Casey, a Pediatric Nurse Practitioner, was born and raised near Washington DC.  She received her Bachelors of Science in Nursing from Fitchburg State College, graduating Magna Cum Laude.  She earned her Masters in Nursing from the University of Maryland while working at Children's Hospital National Medical Center in Washington, DC. Casey has more than 20 years of experience caring for children in the outpatient setting.  This experience, coupled with raising four children of her own, gives Casey ample perspective and empathy, with regards to the unique needs of our pediatric patients and their families.

Casey is married to the ‘other’ Bloomer in the practice and enjoys her large extended family, being the 9th of 10 children.  You might also see her running around town, literally.
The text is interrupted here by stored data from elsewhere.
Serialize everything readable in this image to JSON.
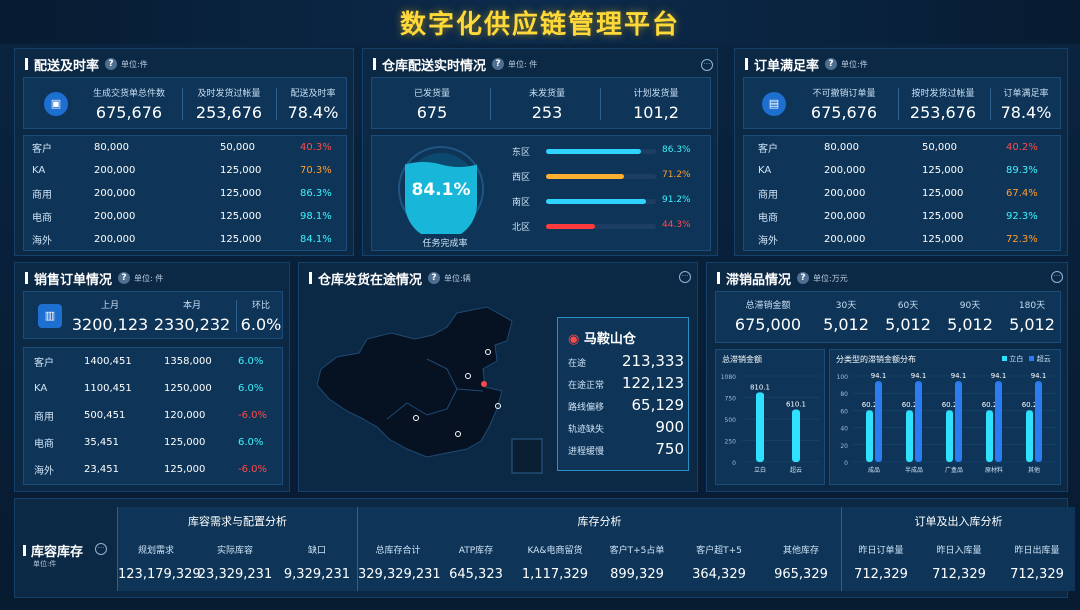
{
  "title": "数字化供应链管理平台",
  "delivery": {
    "title": "配送及时率",
    "unit": "单位:件",
    "kpis": [
      {
        "label": "生成交货单总件数",
        "value": "675,676"
      },
      {
        "label": "及时发货过帐量",
        "value": "253,676"
      },
      {
        "label": "配送及时率",
        "value": "78.4%"
      }
    ],
    "rows": [
      {
        "name": "客户",
        "a": "80,000",
        "b": "50,000",
        "c": "40.3%",
        "cc": "red"
      },
      {
        "name": "KA",
        "a": "200,000",
        "b": "125,000",
        "c": "70.3%",
        "cc": "ora"
      },
      {
        "name": "商用",
        "a": "200,000",
        "b": "125,000",
        "c": "86.3%",
        "cc": "cyn"
      },
      {
        "name": "电商",
        "a": "200,000",
        "b": "125,000",
        "c": "98.1%",
        "cc": "cyn"
      },
      {
        "name": "海外",
        "a": "200,000",
        "b": "125,000",
        "c": "84.1%",
        "cc": "cyn"
      }
    ]
  },
  "warehouse": {
    "title": "仓库配送实时情况",
    "unit": "单位: 件",
    "kpis": [
      {
        "label": "已发货量",
        "value": "675"
      },
      {
        "label": "未发货量",
        "value": "253"
      },
      {
        "label": "计划发货量",
        "value": "101,2"
      }
    ],
    "gauge": {
      "value": "84.1%",
      "label": "任务完成率",
      "fraction": 0.841
    },
    "regions": [
      {
        "name": "东区",
        "pct": "86.3%",
        "frac": 0.863,
        "color": "#2fd3ff",
        "tc": "cyn"
      },
      {
        "name": "西区",
        "pct": "71.2%",
        "frac": 0.712,
        "color": "#ffb02e",
        "tc": "ora"
      },
      {
        "name": "南区",
        "pct": "91.2%",
        "frac": 0.912,
        "color": "#2fd3ff",
        "tc": "cyn"
      },
      {
        "name": "北区",
        "pct": "44.3%",
        "frac": 0.443,
        "color": "#ff3a3a",
        "tc": "red"
      }
    ]
  },
  "order": {
    "title": "订单满足率",
    "unit": "单位:件",
    "kpis": [
      {
        "label": "不可撤销订单量",
        "value": "675,676"
      },
      {
        "label": "按时发货过帐量",
        "value": "253,676"
      },
      {
        "label": "订单满足率",
        "value": "78.4%"
      }
    ],
    "rows": [
      {
        "name": "客户",
        "a": "80,000",
        "b": "50,000",
        "c": "40.2%",
        "cc": "red"
      },
      {
        "name": "KA",
        "a": "200,000",
        "b": "125,000",
        "c": "89.3%",
        "cc": "cyn"
      },
      {
        "name": "商用",
        "a": "200,000",
        "b": "125,000",
        "c": "67.4%",
        "cc": "ora"
      },
      {
        "name": "电商",
        "a": "200,000",
        "b": "125,000",
        "c": "92.3%",
        "cc": "cyn"
      },
      {
        "name": "海外",
        "a": "200,000",
        "b": "125,000",
        "c": "72.3%",
        "cc": "ora"
      }
    ]
  },
  "sales": {
    "title": "销售订单情况",
    "unit": "单位: 件",
    "kpis": [
      {
        "label": "上月",
        "value": "3200,123"
      },
      {
        "label": "本月",
        "value": "2330,232"
      },
      {
        "label": "环比",
        "value": "6.0%"
      }
    ],
    "rows": [
      {
        "name": "客户",
        "a": "1400,451",
        "b": "1358,000",
        "c": "6.0%",
        "cc": "cyn"
      },
      {
        "name": "KA",
        "a": "1100,451",
        "b": "1250,000",
        "c": "6.0%",
        "cc": "cyn"
      },
      {
        "name": "商用",
        "a": "500,451",
        "b": "120,000",
        "c": "-6.0%",
        "cc": "red"
      },
      {
        "name": "电商",
        "a": "35,451",
        "b": "125,000",
        "c": "6.0%",
        "cc": "cyn"
      },
      {
        "name": "海外",
        "a": "23,451",
        "b": "125,000",
        "c": "-6.0%",
        "cc": "red"
      }
    ]
  },
  "transit": {
    "title": "仓库发货在途情况",
    "unit": "单位:辆",
    "card": {
      "name": "马鞍山仓",
      "items": [
        {
          "label": "在途",
          "value": "213,333"
        },
        {
          "label": "在途正常",
          "value": "122,123"
        },
        {
          "label": "路线偏移",
          "value": "65,129"
        },
        {
          "label": "轨迹缺失",
          "value": "900"
        },
        {
          "label": "进程缓慢",
          "value": "750"
        }
      ]
    }
  },
  "slow": {
    "title": "滞销品情况",
    "unit": "单位:万元",
    "kpis": [
      {
        "label": "总滞销金额",
        "value": "675,000"
      },
      {
        "label": "30天",
        "value": "5,012"
      },
      {
        "label": "60天",
        "value": "5,012"
      },
      {
        "label": "90天",
        "value": "5,012"
      },
      {
        "label": "180天",
        "value": "5,012"
      }
    ],
    "chart1": {
      "title": "总滞销金额",
      "ticks": [
        "1080",
        "750",
        "500",
        "250",
        "0"
      ]
    },
    "chart2": {
      "title": "分类型的滞销金额分布",
      "legend": [
        "立白",
        "超云"
      ]
    }
  },
  "chart_data": [
    {
      "type": "bar",
      "title": "总滞销金额",
      "categories": [
        "立白",
        "超云"
      ],
      "values": [
        810.1,
        610.1
      ],
      "ylim": [
        0,
        1000
      ]
    },
    {
      "type": "bar",
      "title": "分类型的滞销金额分布",
      "categories": [
        "成品",
        "半成品",
        "广盒品",
        "原材料",
        "其他"
      ],
      "ticks": [
        "100",
        "80",
        "60",
        "40",
        "20",
        "0"
      ],
      "series": [
        {
          "name": "立白",
          "values": [
            60.2,
            60.2,
            60.2,
            60.2,
            60.2
          ]
        },
        {
          "name": "超云",
          "values": [
            94.1,
            94.1,
            94.1,
            94.1,
            94.1
          ]
        }
      ],
      "ylim": [
        0,
        100
      ]
    }
  ],
  "inventory": {
    "title": "库容库存",
    "unit": "单位:件",
    "groups": [
      {
        "title": "库容需求与配置分析",
        "cols": [
          {
            "label": "规划需求",
            "value": "123,179,329"
          },
          {
            "label": "实际库容",
            "value": "23,329,231"
          },
          {
            "label": "缺口",
            "value": "9,329,231"
          }
        ]
      },
      {
        "title": "库存分析",
        "cols": [
          {
            "label": "总库存合计",
            "value": "329,329,231"
          },
          {
            "label": "ATP库存",
            "value": "645,323"
          },
          {
            "label": "KA&电商留货",
            "value": "1,117,329"
          },
          {
            "label": "客户T+5占单",
            "value": "899,329"
          },
          {
            "label": "客户超T+5",
            "value": "364,329"
          },
          {
            "label": "其他库存",
            "value": "965,329"
          }
        ]
      },
      {
        "title": "订单及出入库分析",
        "cols": [
          {
            "label": "昨日订单量",
            "value": "712,329"
          },
          {
            "label": "昨日入库量",
            "value": "712,329"
          },
          {
            "label": "昨日出库量",
            "value": "712,329"
          }
        ]
      }
    ]
  }
}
She values spending ample time with all families to address whatever issues might arise.

Susan, a Family Nurse Practitioner, graduated with a Bachelor of Science in Nursing from UMASS, Lowell in 1979. She enjoyed working in a variety of settings including the Greater Lawrence VNA, and during the early 1980s was thrilled to be involved in the planning and development of the hospice program for that organization. While working and raising her children, Sue went back to UMASS to obtain her Masters Degree in Nursing. She has had the pleasure of working for the past 16 years in Family Practice with Michael Lannon, MD, until his retirement in August 2010. She has learned so much over the past 30 years of nursing practice, both from her coworkers and particularly from her patients. Sue believes that listening is crucial to helping people. Sue is very excited to have the opportunity to begin a new chapter here with Jim and his staff – and looks forward to meeting with patients and their families, listening to their concerns and working with them to develop a plan of care to optimize their health. Sue lives on the Seacoast with Tom, her husband of 28 years. They have three grown children and an overgrown Westie. She enjoys being outdoors, walking, hiking, XC-skiing and spending time with her family.